Menjelaskan alasan di balik kenaikan inflasi ketika tidak ada gangguan rantai pasokan yang disebabkan oleh lockdown dan permintaan yang lemah, Sunil Sinha, Ekonom Utama dan Direktur, Keuangan Publik, Pemeringkatan dan Riset India mengatakan, “Harga komoditas global mulai melonjak sejak September dan seterusnya. Karena dari rendahnya permintaan, bisnis juga telah menyerap tekanan biaya dan menaikkan harga.Namun, harga input telah mencapai tingkat di mana industri tidak dapat menyerapnya lagi karena margin akan terkena dampak yang buruk, sekarang mereka sudah mulai memberikan harga kepada konsumen. Ini akan tercermin di WPI dan CPI. ”

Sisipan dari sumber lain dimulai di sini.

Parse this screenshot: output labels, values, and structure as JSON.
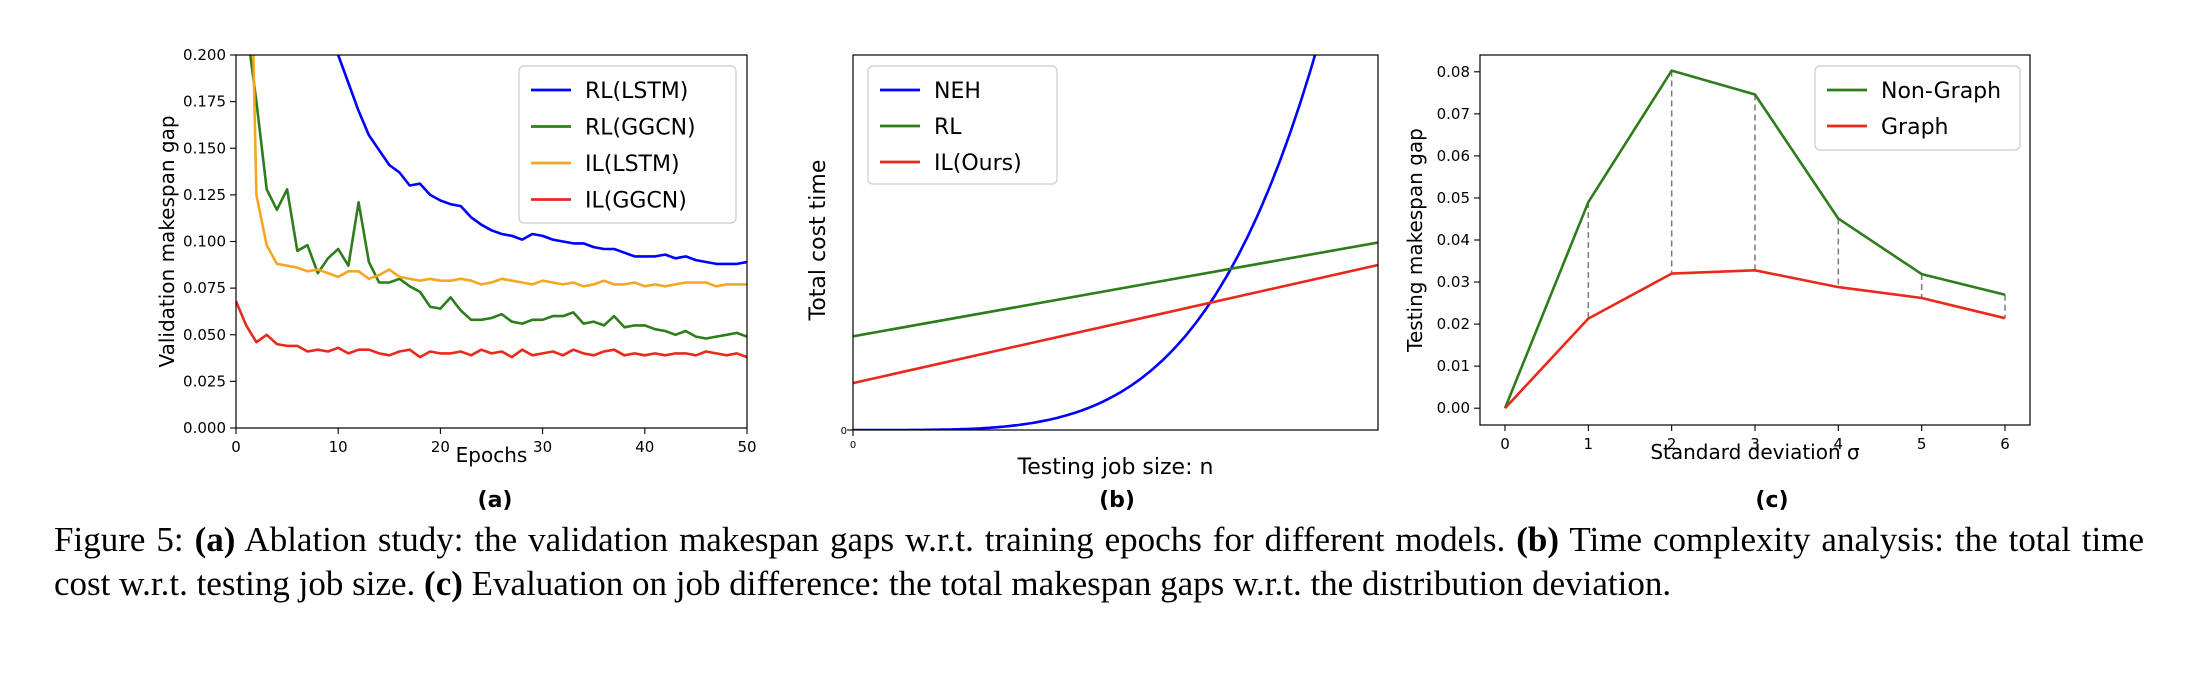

Sementara itu, mengakui bahwa lonjakan angka Covid-19 dan penguncian lokal akan “menambah ketidakpastian pada prospek pertumbuhan”, Reserve Bank of India (RBI) telah menyatakan bahwa dorongan harus diberikan untuk pertumbuhan. Berdasarkan risalah rapat Komite Kebijakan Moneter yang diadakan awal bulan ini dan dirilis pada 22 April, Gubernur RBI Shaktikanta Das mengamati, “Kebutuhan saat ini adalah untuk secara efektif mengamankan pemulihan ekonomi yang sedang berlangsung sehingga (pertumbuhan PDB) menjadi berbasis luas. dan tahan lama. Dalam lingkungan seperti itu, kebijakan moneter harus tetap akomodatif untuk mendukung, memelihara dan mengkonsolidasikan pemulihan “.